What is Aromatherapy?

The British Columbia Alliance of Aromatherapy defines aromatherapy/essential oil therapy as the controlled use of essential oil(s) to maintain and promote physical, psychological and spiritual well-being.

What are Essential Oils?

Essential oils are highly volatile plant molecules with complex chemical structures created in nature and extracted by man through steam distillation, expression, solvent extraction, CO2 extraction and other extraction techniques.

Each essential oil could consist of anywhere from 30-500 different chemical compounds. These can be a combination of acids, alcohols, aldehydes, ketones, esters, phenols, oxides and terpenes.

How does Aromatherapy Work?

Recent clinical trials have confirmed that small concentrations of essential oil constituents have been found in the blood within minutes, following either massage or inhalation.

When essential oils are breathed in, the molecules rise to the top of the nose. Here they meet the olfactory mucous membrane with its receptors made up of thousands of hair sensory cells.

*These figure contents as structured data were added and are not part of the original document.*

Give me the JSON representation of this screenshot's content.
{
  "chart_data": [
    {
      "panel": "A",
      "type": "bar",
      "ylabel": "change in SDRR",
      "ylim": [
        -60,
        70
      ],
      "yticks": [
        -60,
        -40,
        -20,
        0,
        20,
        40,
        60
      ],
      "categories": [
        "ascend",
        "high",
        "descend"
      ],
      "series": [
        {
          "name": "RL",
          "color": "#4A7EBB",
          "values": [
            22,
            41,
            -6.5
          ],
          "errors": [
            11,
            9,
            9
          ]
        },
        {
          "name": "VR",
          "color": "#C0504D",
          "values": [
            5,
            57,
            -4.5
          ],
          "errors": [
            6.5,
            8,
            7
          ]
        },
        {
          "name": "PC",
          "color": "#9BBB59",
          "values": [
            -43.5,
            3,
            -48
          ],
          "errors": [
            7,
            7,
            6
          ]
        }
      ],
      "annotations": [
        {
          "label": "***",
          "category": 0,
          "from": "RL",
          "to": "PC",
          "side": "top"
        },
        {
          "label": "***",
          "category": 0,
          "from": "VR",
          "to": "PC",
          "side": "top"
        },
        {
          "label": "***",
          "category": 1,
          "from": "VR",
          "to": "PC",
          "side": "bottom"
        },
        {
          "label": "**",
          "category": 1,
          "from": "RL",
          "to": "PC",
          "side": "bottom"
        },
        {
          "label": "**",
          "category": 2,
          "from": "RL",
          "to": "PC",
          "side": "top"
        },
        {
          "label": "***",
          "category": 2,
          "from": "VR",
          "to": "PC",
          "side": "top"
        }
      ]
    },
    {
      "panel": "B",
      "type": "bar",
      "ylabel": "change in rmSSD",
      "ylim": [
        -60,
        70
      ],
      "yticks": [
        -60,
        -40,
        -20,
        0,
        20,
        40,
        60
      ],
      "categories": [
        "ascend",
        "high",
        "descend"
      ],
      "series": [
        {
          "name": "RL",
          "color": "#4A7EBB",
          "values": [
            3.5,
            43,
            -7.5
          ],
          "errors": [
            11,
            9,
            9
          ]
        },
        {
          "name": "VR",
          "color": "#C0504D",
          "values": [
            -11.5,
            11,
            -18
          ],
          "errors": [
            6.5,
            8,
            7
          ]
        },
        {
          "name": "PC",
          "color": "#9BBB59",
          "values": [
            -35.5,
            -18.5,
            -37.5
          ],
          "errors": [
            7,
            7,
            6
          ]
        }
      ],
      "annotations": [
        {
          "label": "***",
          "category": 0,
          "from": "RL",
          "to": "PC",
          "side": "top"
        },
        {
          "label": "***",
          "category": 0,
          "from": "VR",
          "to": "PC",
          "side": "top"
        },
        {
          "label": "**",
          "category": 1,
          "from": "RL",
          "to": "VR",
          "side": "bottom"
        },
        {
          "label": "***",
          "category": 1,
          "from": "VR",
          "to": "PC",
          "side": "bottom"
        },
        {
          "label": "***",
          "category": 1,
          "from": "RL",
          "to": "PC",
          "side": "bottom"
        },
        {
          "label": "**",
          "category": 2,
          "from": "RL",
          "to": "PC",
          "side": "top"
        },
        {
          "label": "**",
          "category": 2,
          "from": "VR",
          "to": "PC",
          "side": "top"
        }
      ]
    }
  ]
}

The receptors identify the smell and the sensory stimulation is passed on through the olfactory bulb, which is an amplifier, through the olfactory nerve and directly into the limbic system of the brain.

The limbic system is the oldest part of our brain. Two important parts of the limbic system are triggered by the nerve impulses, the amygdala and the hippocampus. The centers of memory, sexuality, and emotional reactions and creativity are found here. While the scent is being compared to a known scent and labeled, pictures and feelings from the past are associated with the scent information. As a consequence we will react emotionally and physically through our autonomic nervous system to an aroma. In the limbic system, the nerve impulse is led to the hypothalamus, which serves as a switching point for the transmission of scent messages to other areas of the brain. The hypothalamus is also the control station for the pituary. As it receives scent data, it conveys chemical messages to the blood stream. It is the hypothalamus that activates and releases hormones and regulates body functions. The thalamus connects the scent information of the limbic system to the area of thinking and judgment. The entire process, from the perception of a small to the corresponding gland secretion, takes a few seconds. Therefore a simple inhalation of an aroma can cause changes in the body and, depending on the information received, can initiate any number of physiological processes. For example the immune system could be activated, blood pressure changes, digestion could be stimulated, etc. This complex reaction of brain and body takes place every time you smell something. Aroma data so received can cause us to become calm, lively, euphoric, hungry, satiated, sleepy, active, free from pain, etc. Ylang Ylang appears to stimulate the pituary gland into releasing endorphins, a sexually stimulating neurochemical. While lavender, chamomile or neroli appear to stimulate the release of serotonin, which has as calming effect on fear, stress, aggravation and sleeplessness. Although most of the essential oil molecules breathed in is exhale, some will find their way into the bloodstream via the lungs. (Beverley Hawkins)


As essential oils are highly complex, there must be caution exercised when using them. It is important to remember that extra caution must be used during pregnancy, with infants and young children, with the elderly, with people with high or low blood pressure, epilepsy, respiratory conditions, kidney disease, and certain cancers.

For example, did you know that Eucalyptus is not safe with children under 10? It contains a chemical compound that can cause respiratory distress and possibly seizures. Peppermint has similar warnings. These are oils that I see often being used with young children, when they definitely should not be! Natural does not mean 100% safe.